Part 3: The Last Word
I sometimes wonder what the last word will be that I will hear or read. It is not a morbid meditation, simply one of awe. It could be any word in the world. Each word is a portal into the divine. Mark died while reading a book. Patty found him sitting peacefully in a chair, with his reading glasses on, his hands still resting on a page. The book he was reading was Short Cuts to Happiness: Life-Changing Lessons from My Barber by Tal Ben-Shahar. It was open to this passage (which I’ve condensed):
British psychologist Richard Wiseman searched for reasons why some people are considered to be lucky. Among such people, Wiseman found unusually high levels of openness to external messages: “They are skilled at noticing chance opportunities.” A lucky person will stop and take note of the messages that by chance have crossed his or her path.

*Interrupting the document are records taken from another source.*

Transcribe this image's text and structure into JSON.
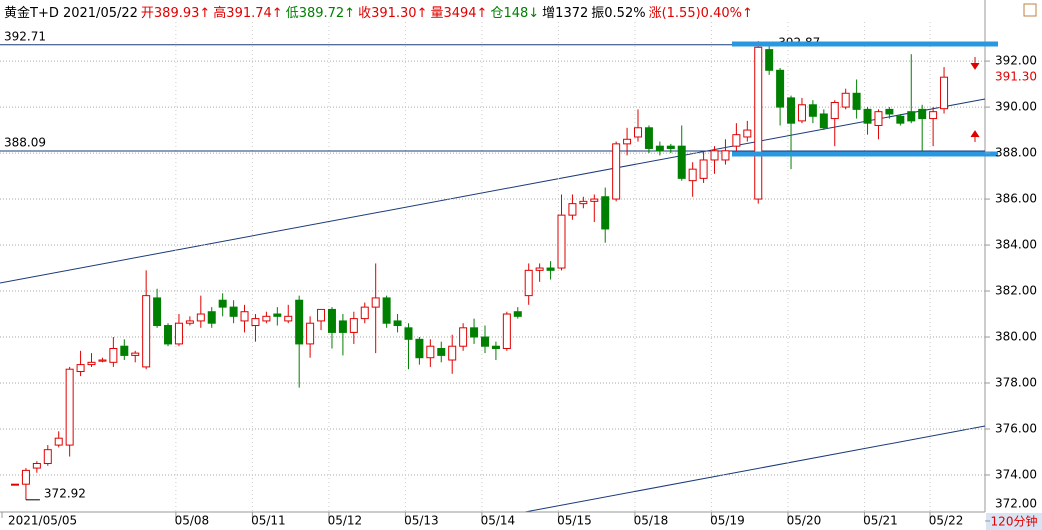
{
  "chart_data": {
    "type": "candlestick",
    "title_items": [
      {
        "text": "黄金T+D 2021/05/22",
        "color": "#000000"
      },
      {
        "text": "开389.93↑",
        "color": "#e00000"
      },
      {
        "text": "高391.74↑",
        "color": "#e00000"
      },
      {
        "text": "低389.72↑",
        "color": "#008000"
      },
      {
        "text": "收391.30↑",
        "color": "#e00000"
      },
      {
        "text": "量3494↑",
        "color": "#e00000"
      },
      {
        "text": "仓148↓",
        "color": "#008000"
      },
      {
        "text": "增1372",
        "color": "#000000"
      },
      {
        "text": "振0.52%",
        "color": "#000000"
      },
      {
        "text": "涨(1.55)0.40%↑",
        "color": "#e00000"
      }
    ],
    "period_label": "120分钟",
    "categories": [
      "2021/05/05",
      null,
      null,
      null,
      null,
      null,
      null,
      null,
      null,
      null,
      null,
      null,
      null,
      null,
      null,
      null,
      "05/08",
      null,
      null,
      null,
      null,
      null,
      null,
      "05/11",
      null,
      null,
      null,
      null,
      null,
      null,
      "05/12",
      null,
      null,
      null,
      null,
      null,
      null,
      "05/13",
      null,
      null,
      null,
      null,
      null,
      null,
      "05/14",
      null,
      null,
      null,
      null,
      null,
      null,
      "05/15",
      null,
      null,
      null,
      null,
      null,
      null,
      "05/18",
      null,
      null,
      null,
      null,
      null,
      null,
      "05/19",
      null,
      null,
      null,
      null,
      null,
      null,
      "05/20",
      null,
      null,
      null,
      null,
      null,
      null,
      "05/21",
      null,
      null,
      null,
      null,
      null,
      "05/22"
    ],
    "open": [
      373.6,
      373.6,
      374.3,
      374.5,
      375.3,
      375.3,
      378.5,
      378.8,
      378.95,
      378.9,
      379.6,
      379.2,
      378.7,
      381.7,
      380.5,
      379.7,
      380.6,
      380.7,
      381.1,
      381.6,
      381.3,
      380.7,
      380.5,
      380.7,
      381.0,
      380.7,
      381.6,
      379.7,
      380.7,
      381.2,
      380.7,
      380.2,
      380.8,
      381.3,
      381.7,
      380.7,
      380.4,
      379.9,
      379.1,
      379.5,
      379.0,
      379.6,
      380.4,
      380.0,
      379.6,
      379.5,
      381.1,
      381.8,
      382.9,
      383.0,
      383.0,
      385.3,
      385.8,
      385.9,
      386.1,
      386.0,
      388.4,
      388.7,
      389.1,
      388.3,
      388.3,
      388.3,
      386.8,
      386.9,
      387.7,
      387.7,
      388.3,
      388.7,
      386.0,
      392.5,
      391.6,
      390.4,
      389.4,
      390.1,
      389.7,
      389.5,
      390.0,
      390.6,
      389.9,
      389.2,
      389.9,
      389.6,
      389.8,
      389.9,
      389.5,
      389.93
    ],
    "high": [
      373.6,
      374.3,
      374.6,
      375.3,
      375.9,
      378.7,
      379.4,
      379.3,
      379.1,
      380.0,
      379.9,
      379.4,
      382.9,
      382.1,
      380.6,
      381.0,
      380.9,
      381.8,
      381.3,
      381.9,
      381.6,
      381.4,
      381.0,
      381.1,
      381.3,
      381.4,
      381.8,
      380.9,
      381.2,
      381.3,
      381.0,
      381.1,
      381.5,
      383.2,
      381.8,
      381.0,
      380.6,
      380.0,
      379.9,
      379.8,
      380.1,
      380.6,
      380.8,
      380.5,
      379.8,
      381.1,
      381.3,
      383.2,
      383.2,
      383.3,
      386.2,
      386.2,
      386.1,
      386.2,
      386.5,
      388.5,
      389.1,
      389.9,
      389.2,
      388.5,
      388.4,
      389.2,
      387.6,
      388.1,
      388.3,
      388.6,
      389.3,
      389.4,
      392.87,
      392.8,
      391.7,
      390.5,
      390.4,
      390.3,
      389.9,
      390.3,
      390.8,
      391.2,
      390.0,
      389.9,
      390.0,
      389.7,
      392.3,
      390.1,
      390.0,
      391.74
    ],
    "low": [
      373.6,
      372.92,
      374.1,
      374.4,
      375.2,
      374.8,
      378.3,
      378.7,
      378.9,
      378.7,
      379.0,
      378.9,
      378.6,
      380.4,
      379.6,
      379.6,
      380.5,
      380.4,
      380.4,
      380.9,
      380.6,
      380.2,
      379.8,
      380.6,
      380.5,
      380.6,
      377.8,
      379.1,
      380.3,
      379.5,
      379.2,
      379.7,
      380.6,
      379.3,
      380.4,
      380.2,
      378.6,
      378.8,
      378.7,
      378.9,
      378.4,
      379.4,
      379.7,
      379.3,
      379.0,
      379.4,
      380.8,
      381.4,
      382.4,
      382.5,
      382.9,
      385.1,
      385.6,
      385.0,
      384.1,
      385.9,
      387.9,
      388.5,
      388.0,
      387.9,
      388.0,
      386.8,
      386.1,
      386.7,
      387.1,
      387.5,
      388.1,
      388.5,
      385.8,
      391.4,
      389.2,
      387.3,
      389.3,
      389.3,
      389.0,
      388.3,
      389.9,
      389.5,
      388.8,
      388.6,
      389.5,
      389.2,
      389.3,
      388.1,
      388.3,
      389.72
    ],
    "close": [
      373.6,
      374.2,
      374.5,
      375.1,
      375.6,
      378.6,
      378.8,
      378.9,
      379.0,
      379.5,
      379.2,
      379.3,
      381.8,
      380.5,
      379.7,
      380.6,
      380.7,
      381.0,
      380.6,
      381.3,
      380.9,
      381.1,
      380.8,
      380.9,
      380.9,
      380.9,
      379.7,
      380.6,
      381.2,
      380.2,
      380.2,
      380.8,
      381.3,
      381.7,
      380.6,
      380.5,
      379.9,
      379.1,
      379.6,
      379.2,
      379.6,
      380.4,
      380.0,
      379.6,
      379.5,
      381.0,
      380.9,
      382.9,
      383.0,
      382.9,
      385.3,
      385.8,
      385.9,
      386.0,
      384.7,
      388.4,
      388.6,
      389.1,
      388.2,
      388.1,
      388.2,
      386.9,
      387.3,
      387.7,
      388.1,
      388.1,
      388.8,
      389.0,
      392.6,
      391.6,
      390.0,
      389.3,
      390.1,
      389.6,
      389.1,
      390.2,
      390.6,
      389.9,
      389.3,
      389.8,
      389.7,
      389.3,
      389.4,
      389.5,
      389.8,
      391.3
    ],
    "annotations": [
      {
        "text": "392.87",
        "index": 68
      },
      {
        "text": "372.92",
        "index": 1
      }
    ],
    "last_price_label": "391.30",
    "hlines": [
      392.71,
      388.09
    ],
    "up_color": "#e00000",
    "down_color": "#008000",
    "ylim": [
      372.39,
      393.7
    ],
    "yticks": [
      {
        "value": 372,
        "label": "372.00"
      },
      {
        "value": 374,
        "label": "374.00"
      },
      {
        "value": 376,
        "label": "376.00"
      },
      {
        "value": 378,
        "label": "378.00"
      },
      {
        "value": 380,
        "label": "380.00"
      },
      {
        "value": 382,
        "label": "382.00"
      },
      {
        "value": 384,
        "label": "384.00"
      },
      {
        "value": 386,
        "label": "386.00"
      },
      {
        "value": 388,
        "label": "388.00"
      },
      {
        "value": 390,
        "label": "390.00"
      },
      {
        "value": 392,
        "label": "392.00"
      }
    ],
    "grid": true
  }
}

I imagine Mark seeing himself in this passage, and thinking, I am a lucky man—that final word “path” lingering there as he closed his eyes for the last time. Indeed, Mark was quintessentially lucky. But his luck was not the product of random fate, or simply noticing chance opportunities. Mark’s luck was the product of his love.
To really understand a person, it is important to identify how they express love. I think Mark’s love language was one of service to others. If you regard him from that standpoint, he was spilling over with love. He was a wellspring of love that left traces all over our world—sculptures, civic engagement, guiding his children, conversations under the stars. I know that many of us here today would not be who we are were it not for Mark. Were it not for Mark’s love.
To Mark, my deep respect and thanks. You were a great part of my life and I am really going to miss you. And to Patty, Lisa, Jay and Kelsey and your kids—my love to each of you. Really, my love to everyone here.